All of the property, all of the real estate and all of the acreage in Australia is in existence. Some of its value can be dramatically improved by the construction of infrastructure, and some of that value—it may be value occasioned by the increase in land taxes; it may be the value created, as I said, in the Gold Coast Light Rail from council rates—can be brought to bear to support infrastructure. The honourable member understands this very well.
This rather pathetic gotcher effort, or would-be-gotcher effort, is simply a demonstration of his determination to avoid scrutiny of that which nobody can avoid—the $20 billion black hole on the tobacco tax. I know that the honourable member and his colleagues regard it as a rounding error. We have been very unkind—or not unkind; we have been critical of them calling it a rounding error. But of course, when you think of the scale of Labor's spending, and when you consider—
Anthony Albanese (Grayndler, Australian Labor Party, Shadow Minister for Infrastructure and Transport) Share this | Link to this | Hansard source
Mr Speaker, I rise on a point of order. I almost do not need to say what it is on, Mr Speaker, but it is relevance. There is a very clear question which the Property Council of Australia and other people in the sector involved in urban policy want to know about. They want clarification of the policy that he announced last Friday.
Tony Smith (Speaker) Share this | Link to this | Hansard source
As I have said previously, the Prime Minister and, indeed, the Leader of the Opposition have extra tolerance from the chair; that is my practice. The Prime Minister can compare and contrast, and he certainly has been on the subject of the question until recently. He is entitled to compare and contrast, but I am sure he will bring himself back to the detail of the question before he concludes.

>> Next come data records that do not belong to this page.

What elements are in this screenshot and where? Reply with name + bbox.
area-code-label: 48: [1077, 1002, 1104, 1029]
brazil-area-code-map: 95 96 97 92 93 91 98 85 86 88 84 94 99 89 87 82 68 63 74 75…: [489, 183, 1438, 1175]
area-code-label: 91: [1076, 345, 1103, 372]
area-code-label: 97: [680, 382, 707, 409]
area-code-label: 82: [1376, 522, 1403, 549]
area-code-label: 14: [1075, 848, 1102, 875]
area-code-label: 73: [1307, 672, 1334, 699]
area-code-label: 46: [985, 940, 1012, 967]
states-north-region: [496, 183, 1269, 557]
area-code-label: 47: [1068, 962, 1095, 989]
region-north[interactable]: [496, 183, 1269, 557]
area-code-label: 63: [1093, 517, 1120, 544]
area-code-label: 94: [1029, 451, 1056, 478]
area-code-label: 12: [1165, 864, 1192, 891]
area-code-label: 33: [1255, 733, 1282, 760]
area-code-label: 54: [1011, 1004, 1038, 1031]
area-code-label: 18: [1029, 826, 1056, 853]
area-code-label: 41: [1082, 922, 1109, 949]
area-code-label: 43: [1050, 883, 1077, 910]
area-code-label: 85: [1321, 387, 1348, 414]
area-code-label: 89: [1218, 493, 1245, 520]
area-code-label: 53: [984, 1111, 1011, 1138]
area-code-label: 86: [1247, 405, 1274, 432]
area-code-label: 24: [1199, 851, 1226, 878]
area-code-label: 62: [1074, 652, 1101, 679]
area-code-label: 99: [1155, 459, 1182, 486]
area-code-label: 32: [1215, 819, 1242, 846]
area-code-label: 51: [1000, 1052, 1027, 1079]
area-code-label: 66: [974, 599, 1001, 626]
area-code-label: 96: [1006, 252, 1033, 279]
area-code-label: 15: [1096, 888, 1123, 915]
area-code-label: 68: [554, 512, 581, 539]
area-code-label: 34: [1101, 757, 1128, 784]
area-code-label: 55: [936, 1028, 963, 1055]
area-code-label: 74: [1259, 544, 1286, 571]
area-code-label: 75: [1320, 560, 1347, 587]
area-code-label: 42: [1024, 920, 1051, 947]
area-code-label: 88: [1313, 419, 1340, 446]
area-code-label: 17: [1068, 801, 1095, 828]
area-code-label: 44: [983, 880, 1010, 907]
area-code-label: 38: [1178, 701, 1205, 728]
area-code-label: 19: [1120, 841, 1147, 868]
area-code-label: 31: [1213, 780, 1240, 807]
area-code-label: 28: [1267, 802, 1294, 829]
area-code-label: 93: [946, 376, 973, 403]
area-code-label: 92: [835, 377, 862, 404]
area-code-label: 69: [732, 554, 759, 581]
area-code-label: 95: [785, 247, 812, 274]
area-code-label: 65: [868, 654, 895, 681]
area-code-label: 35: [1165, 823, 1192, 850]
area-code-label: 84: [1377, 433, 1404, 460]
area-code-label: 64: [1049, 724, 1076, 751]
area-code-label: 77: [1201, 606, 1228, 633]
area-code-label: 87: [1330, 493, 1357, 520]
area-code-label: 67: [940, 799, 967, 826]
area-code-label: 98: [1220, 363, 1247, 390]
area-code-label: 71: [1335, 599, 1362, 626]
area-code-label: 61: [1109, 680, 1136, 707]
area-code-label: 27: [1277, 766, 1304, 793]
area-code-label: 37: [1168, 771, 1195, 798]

Malcolm Turnbull (Wentworth, Liberal Party, Prime Minister) Share this | Link to this | Hansard source
The honourable member understands very well that the construction of infrastructure can, and very often does, add considerable value to real estate, and that value can be captured to support the cost of the construction of the real estate in many ways, and there are many options for doing that, some of which, as I said earlier, involve the party constructing the railway, for example—and I refer to some of the proposals the member for Bennelong has been an enthusiastic advocate for—owning that real estate and developing it themselves. There are many different models that have been practised in Australia but especially around the world. It is an important issue which is a matter of discussion in the urban planning universe, if you like, and is one where you need collaboration between landowners, developers, state government and local government. That is the importance of the city deals: rather than trying to imagine all wisdom resides in Canberra, having genuine collaboration.